Think HBR

The future is integrated transport

Modern cities are increasingly connected. Both in the way we live and work, as well as the way data, goods and services travel around our communities.
This transition is driven by the growth of new sectors like health and education. These sectors are amongst some of the most rapidly growing in the Hunter and alongside mining and manufacturing, will provide the foundation of Newcastle’s future economic success.
In manufacturing and extraction dominated economies, like the Newcastle of old, transport needs were simpler. The move to an increasingly service dominated economy brings with it the challenge of increasingly more diverse and distributed employment locations. As a result, the city needs an increasingly complex transport network.
For public transport planners, the move to more distributed jobs can often lead to the incremental addition of more kilometres to existing transport services. The effect of this is longer, more complex and less attractive public transport journeys.
With the result that people switch from public transport to the car. Once people have made the decision to buy a car, a concerted effort needs to be made to entice people back to public transport.
Few would argue that Newcastle’s public transport is meeting this challenge of bringing people back to public transport.
With less than one in every 25 trips to work in the city on public transport, and the reduction in public transport use of 14 per cent over the past five years, there is a vast opportunity to improve service and attract more people back to public transport.
The recent NSW Budget confirmed the commitment from Government to work with a world-class transport operator in order to address network challenges and to promote increased public transport use. The introduction of a single operator across all modes of transport provides the opportunity to increase coordination between modes and to create a network providing a seamless doorto- door journey, tailored to the changing needs of the region.
The Government has promised a significant and important investment in light rail for Newcastle’s city centre. This investment is important for the way people move within and to the city, however it is also an anchor for new investment.
Australia’s newest light rail project, G:link on the Gold Coast, is an illustration of the potential positive uplift that can be delivered by light rail. Within the first year of operations, more than $6 billion in new investment had been committed in a single suburb on the line, Broadbeach. Some experts have suggested G:link has added $50,000-$80,000 to the value of neighbouring properties. However the experience on the Gold Coast is not unique.
From Norway to Nottingham, the introduction of light rail has been a catalyst for urban renewal. Is it a European phenomenon, not relevant for cities in Australia? Dallas, Phoenix and Portland are becoming model transit cities in the car-loving US, while at our own front door, Gold Coast, Canberra and Sydney have embraced light rail as part of the future of these cities.
Light rail will only be one part of the solution. The overall transformation will be in making public transport a more attractive option across all modes, including buses and ferries, in Newcastle and Lake Macquarie by meeting customer expectations. The introduction of the light rail on the Gold Coast has resulted in a 25% increase in public transport usage not just on the light rail system but across the bus network.

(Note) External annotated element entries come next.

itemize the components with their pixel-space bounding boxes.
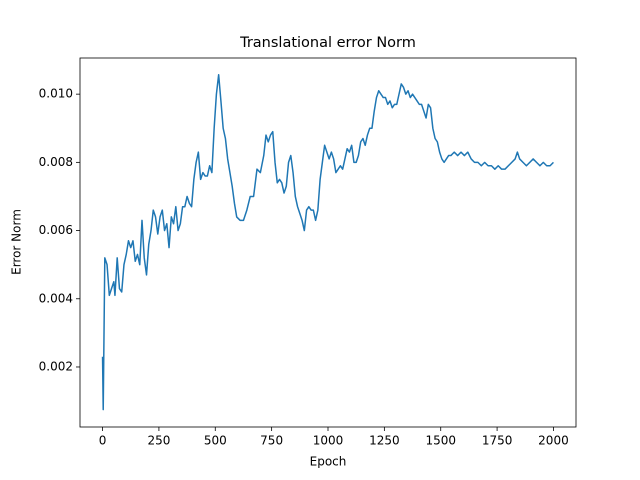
y-tick-label: 0.004 <box>39 291 73 305</box>
x-tick-label: 500 <box>204 434 227 448</box>
x-tick-label: 1500 <box>425 434 456 448</box>
chart-title: Translational error Norm <box>239 35 416 51</box>
x-tick-label: 1250 <box>369 434 400 448</box>
x-axis-label: Epoch <box>310 455 347 469</box>
x-tick-label: 2000 <box>538 434 569 448</box>
y-tick-label: 0.002 <box>39 359 73 373</box>
y-axis-label: Error Norm <box>10 209 24 275</box>
y-tick-label: 0.008 <box>39 155 73 169</box>
y-tick-label: 0.010 <box>39 87 73 101</box>
x-tick-label: 1000 <box>313 434 344 448</box>
x-tick-label: 0 <box>99 434 107 448</box>
y-tick-label: 0.006 <box>39 223 73 237</box>
line-series <box>101 73 554 411</box>
x-tick-label: 1750 <box>482 434 513 448</box>
x-tick-label: 250 <box>147 434 170 448</box>
plot-frame <box>79 57 577 428</box>
x-tick-label: 750 <box>260 434 283 448</box>
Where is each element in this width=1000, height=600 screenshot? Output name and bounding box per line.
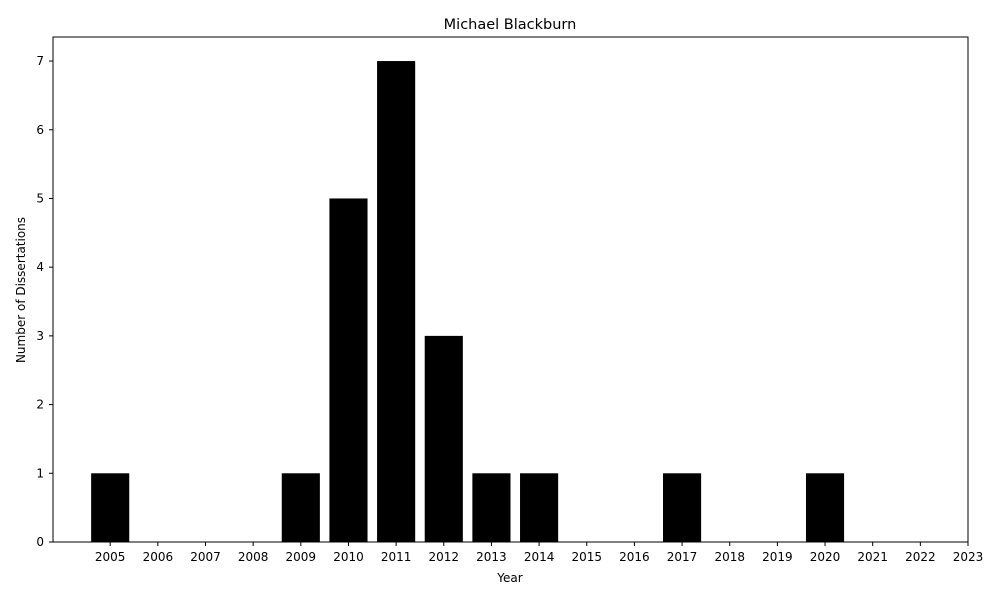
x-tick-label: 2016 (619, 550, 650, 564)
x-tick-label: 2011 (381, 550, 412, 564)
x-tick-label: 2023 (953, 550, 984, 564)
x-tick-label: 2012 (429, 550, 460, 564)
y-tick-label: 6 (36, 123, 44, 137)
bar-2009 (281, 473, 320, 542)
x-tick-label: 2013 (476, 550, 507, 564)
y-tick-label: 0 (36, 535, 44, 549)
bar-2014 (520, 473, 559, 542)
x-axis-label: Year (496, 571, 522, 585)
x-tick-label: 2005 (95, 550, 126, 564)
x-tick-label: 2020 (810, 550, 841, 564)
bar-2010 (329, 198, 368, 542)
bar-2020 (805, 473, 845, 542)
y-tick-label: 4 (36, 260, 44, 274)
x-tick-label: 2022 (905, 550, 936, 564)
bar-2012 (424, 335, 463, 542)
bars-group (91, 61, 845, 543)
x-tick-label: 2021 (857, 550, 888, 564)
x-axis: 2005 2006 2007 2008 2009 2010 2011 2012 2013 2014… (95, 542, 983, 564)
x-tick-label: 2008 (238, 550, 269, 564)
x-tick-label: 2015 (571, 550, 602, 564)
bar-2013 (472, 473, 511, 542)
x-tick-label: 2019 (762, 550, 793, 564)
y-axis-label: Number of Dissertations (14, 217, 28, 363)
x-tick-label: 2010 (333, 550, 364, 564)
y-tick-label: 1 (36, 466, 44, 480)
x-tick-label: 2006 (143, 550, 174, 564)
y-axis: 0 1 2 3 4 5 6 7 (36, 54, 53, 549)
x-tick-label: 2017 (667, 550, 698, 564)
bar-2011 (377, 61, 416, 543)
y-tick-label: 2 (36, 398, 44, 412)
x-tick-label: 2014 (524, 550, 555, 564)
x-tick-label: 2018 (714, 550, 745, 564)
bar-2005 (91, 473, 130, 542)
bar-2017 (663, 473, 702, 542)
x-tick-label: 2009 (286, 550, 317, 564)
y-tick-label: 3 (36, 329, 44, 343)
y-tick-label: 5 (36, 191, 44, 205)
plot-frame (52, 36, 969, 543)
x-tick-label: 2007 (190, 550, 221, 564)
chart-title: Michael Blackburn (444, 17, 577, 33)
y-tick-label: 7 (36, 54, 44, 68)
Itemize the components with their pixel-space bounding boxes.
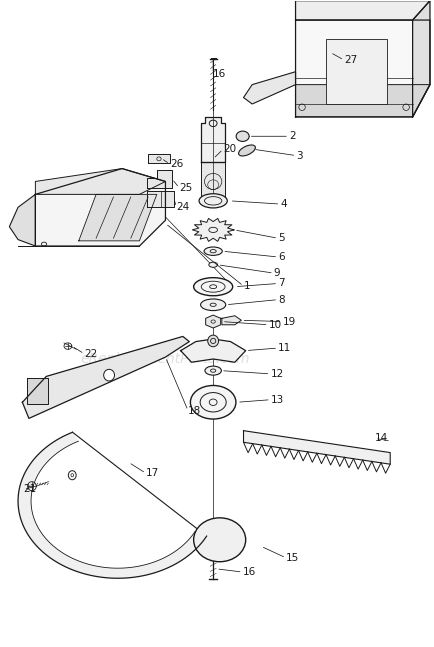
Text: 25: 25 — [179, 183, 192, 193]
Polygon shape — [295, 20, 429, 117]
Text: 17: 17 — [146, 468, 159, 478]
Polygon shape — [295, 1, 429, 20]
Text: 20: 20 — [223, 144, 236, 154]
Ellipse shape — [236, 131, 249, 142]
Text: 24: 24 — [176, 203, 189, 212]
Polygon shape — [35, 169, 165, 246]
Ellipse shape — [68, 471, 76, 479]
Text: 18: 18 — [187, 406, 201, 415]
Text: 26: 26 — [169, 159, 183, 169]
Polygon shape — [147, 170, 171, 188]
Text: 13: 13 — [270, 395, 283, 404]
Polygon shape — [205, 315, 220, 328]
Polygon shape — [221, 316, 241, 325]
Text: 5: 5 — [278, 234, 284, 243]
Text: 7: 7 — [278, 278, 284, 289]
Text: 15: 15 — [285, 553, 299, 563]
Polygon shape — [148, 155, 169, 164]
Polygon shape — [147, 191, 174, 207]
Text: eReplacementParts.com: eReplacementParts.com — [81, 352, 250, 366]
Text: 10: 10 — [268, 320, 281, 330]
Ellipse shape — [199, 193, 227, 208]
Polygon shape — [79, 194, 156, 241]
Ellipse shape — [193, 518, 245, 562]
Polygon shape — [18, 432, 206, 578]
Ellipse shape — [238, 145, 255, 156]
Polygon shape — [192, 219, 233, 241]
Polygon shape — [22, 336, 189, 419]
Ellipse shape — [103, 369, 114, 381]
Bar — [325, 39, 386, 104]
Text: 4: 4 — [280, 199, 286, 209]
Polygon shape — [35, 169, 165, 194]
Text: 27: 27 — [343, 55, 357, 65]
Text: 3: 3 — [296, 151, 302, 160]
Text: 8: 8 — [278, 294, 284, 305]
Ellipse shape — [204, 247, 222, 256]
Text: 19: 19 — [282, 316, 295, 327]
Polygon shape — [243, 72, 295, 104]
Ellipse shape — [190, 386, 235, 419]
Polygon shape — [201, 117, 225, 162]
Polygon shape — [295, 85, 429, 117]
Polygon shape — [26, 378, 48, 404]
Text: 22: 22 — [84, 349, 97, 359]
Ellipse shape — [208, 262, 217, 267]
Text: 16: 16 — [242, 567, 255, 577]
Ellipse shape — [207, 335, 218, 347]
Text: 9: 9 — [273, 268, 280, 278]
Text: 1: 1 — [243, 281, 250, 291]
Ellipse shape — [193, 278, 232, 296]
Polygon shape — [10, 194, 35, 246]
Polygon shape — [243, 431, 389, 464]
Polygon shape — [180, 339, 245, 362]
Polygon shape — [412, 1, 429, 117]
Text: 2: 2 — [288, 131, 295, 141]
Polygon shape — [201, 162, 225, 201]
Text: 21: 21 — [23, 485, 37, 494]
Text: 12: 12 — [270, 369, 283, 379]
Ellipse shape — [200, 299, 225, 311]
Text: 16: 16 — [213, 69, 226, 79]
Ellipse shape — [204, 366, 221, 375]
Text: 11: 11 — [278, 343, 291, 353]
Text: 14: 14 — [374, 433, 387, 443]
Text: 6: 6 — [278, 252, 284, 262]
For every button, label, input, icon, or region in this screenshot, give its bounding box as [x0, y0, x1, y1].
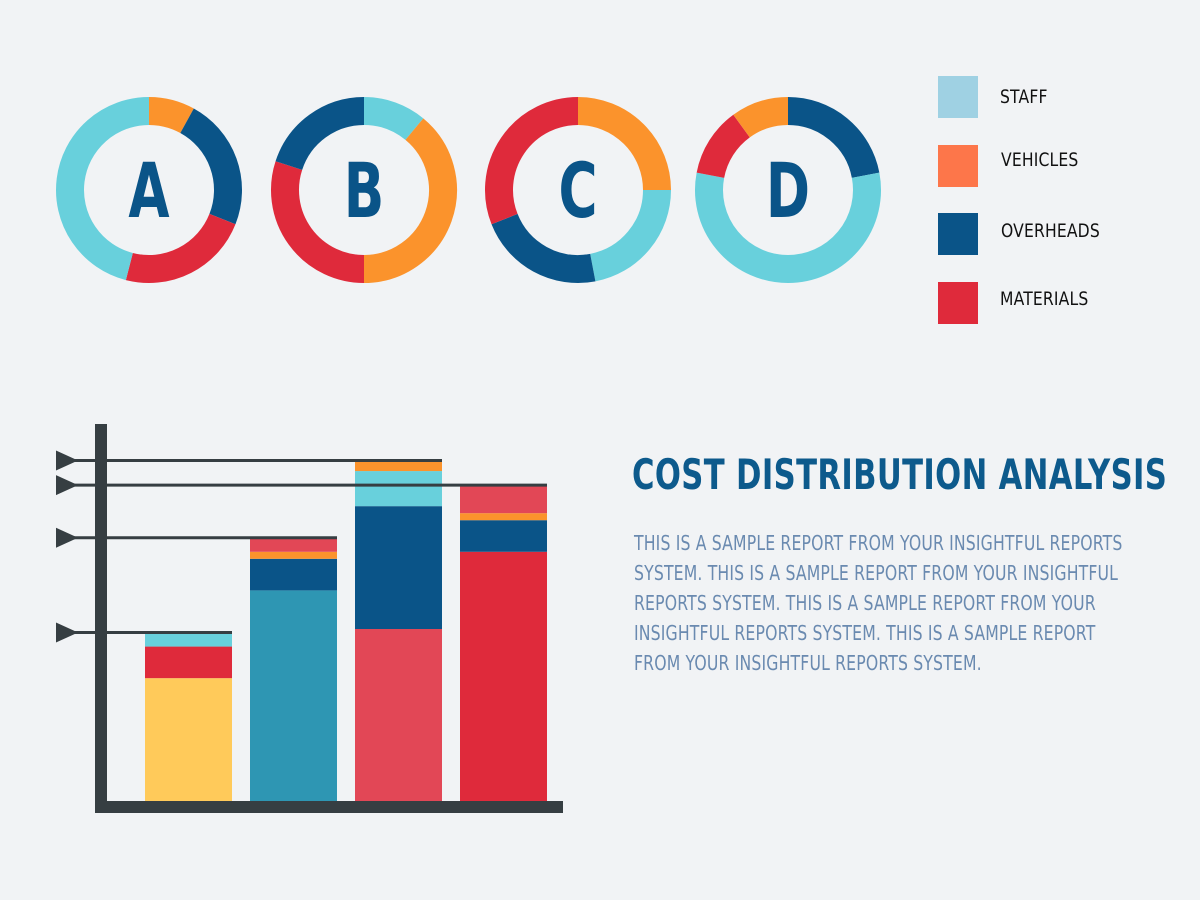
bar-segment: [355, 629, 442, 801]
donut-charts: A B C D: [56, 97, 881, 283]
legend-item-overheads: OVERHEADS: [938, 213, 1178, 257]
legend-swatch-staff: [938, 76, 978, 118]
legend-item-vehicles: VEHICLES: [938, 145, 1178, 189]
reference-arrow: [56, 527, 78, 548]
legend-label-staff: STAFF: [1000, 86, 1048, 108]
donut-slice-staff: [695, 172, 881, 283]
bar-segment: [355, 506, 442, 630]
bar-segment: [250, 558, 337, 591]
legend-swatch-overheads: [938, 213, 978, 255]
donut-slice-staff: [56, 97, 150, 281]
bar-segment: [145, 646, 232, 679]
bar-segment: [250, 551, 337, 559]
page-title: COST DISTRIBUTION ANALYSIS: [632, 450, 1168, 499]
donut-d: D: [695, 97, 881, 283]
legend-label-materials: MATERIALS: [1000, 288, 1089, 310]
legend-label-vehicles: VEHICLES: [1001, 149, 1079, 171]
bar-segment: [145, 678, 232, 801]
donut-slice-materials: [696, 114, 751, 179]
donut-slice-staff: [363, 97, 424, 141]
donut-slice-overheads: [179, 108, 242, 225]
donut-slice-vehicles: [363, 118, 457, 283]
y-axis: [95, 424, 107, 813]
reference-arrow: [56, 450, 78, 471]
donut-slice-overheads: [787, 97, 880, 179]
donut-label: C: [558, 147, 597, 235]
reference-arrow: [56, 475, 78, 496]
donut-label: B: [344, 147, 385, 235]
x-axis: [95, 801, 563, 813]
legend-label-overheads: OVERHEADS: [1001, 220, 1100, 242]
donut-b: B: [271, 97, 457, 283]
report-description: THIS IS A SAMPLE REPORT FROM YOUR INSIGH…: [634, 531, 1123, 675]
bar-segment: [250, 590, 337, 801]
donut-slice-overheads: [491, 213, 596, 283]
bar-segment: [145, 632, 232, 647]
bar-segment: [460, 513, 547, 521]
donut-label: D: [766, 147, 810, 235]
donut-slice-overheads: [275, 97, 365, 171]
donut-slice-vehicles: [148, 97, 194, 134]
legend-item-materials: MATERIALS: [938, 282, 1178, 326]
legend-swatch-vehicles: [938, 145, 978, 187]
bar-segment: [460, 551, 547, 801]
bar-segment: [355, 471, 442, 507]
donut-slice-vehicles: [577, 97, 671, 191]
bar-segment: [355, 460, 442, 472]
bar-segment: [460, 485, 547, 514]
donut-c: C: [485, 97, 671, 283]
legend-item-staff: STAFF: [938, 76, 1178, 120]
donut-slice-staff: [589, 189, 671, 282]
bar-segment: [250, 537, 337, 552]
donut-label: A: [128, 147, 169, 235]
donut-slice-materials: [125, 213, 236, 283]
donut-slice-materials: [271, 161, 365, 283]
donut-a: A: [56, 97, 242, 283]
legend-swatch-materials: [938, 282, 978, 324]
donut-slice-vehicles: [733, 97, 789, 138]
donut-slice-materials: [485, 97, 579, 225]
bar-segment: [460, 520, 547, 552]
reference-arrow: [56, 622, 78, 643]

The key to light rail’s success is in the visibility of the infrastructure, it’s remaking of the streetscape and in its convenience. Where coupled with strong supporting modes, like bus, sensible access and parking for cars, as well a focus on the customer service, public transport becomes an attractive choice for communities.
While the future for Newcastle is still emerging, it is clear that a well-trodden path of renewal is available to the city as a blueprint for success. The hard work has been done in cities like Portland, Bordeaux and Manchester, the challenge for Newcastle is how to learn from the experience of these cities and make them relevant for us.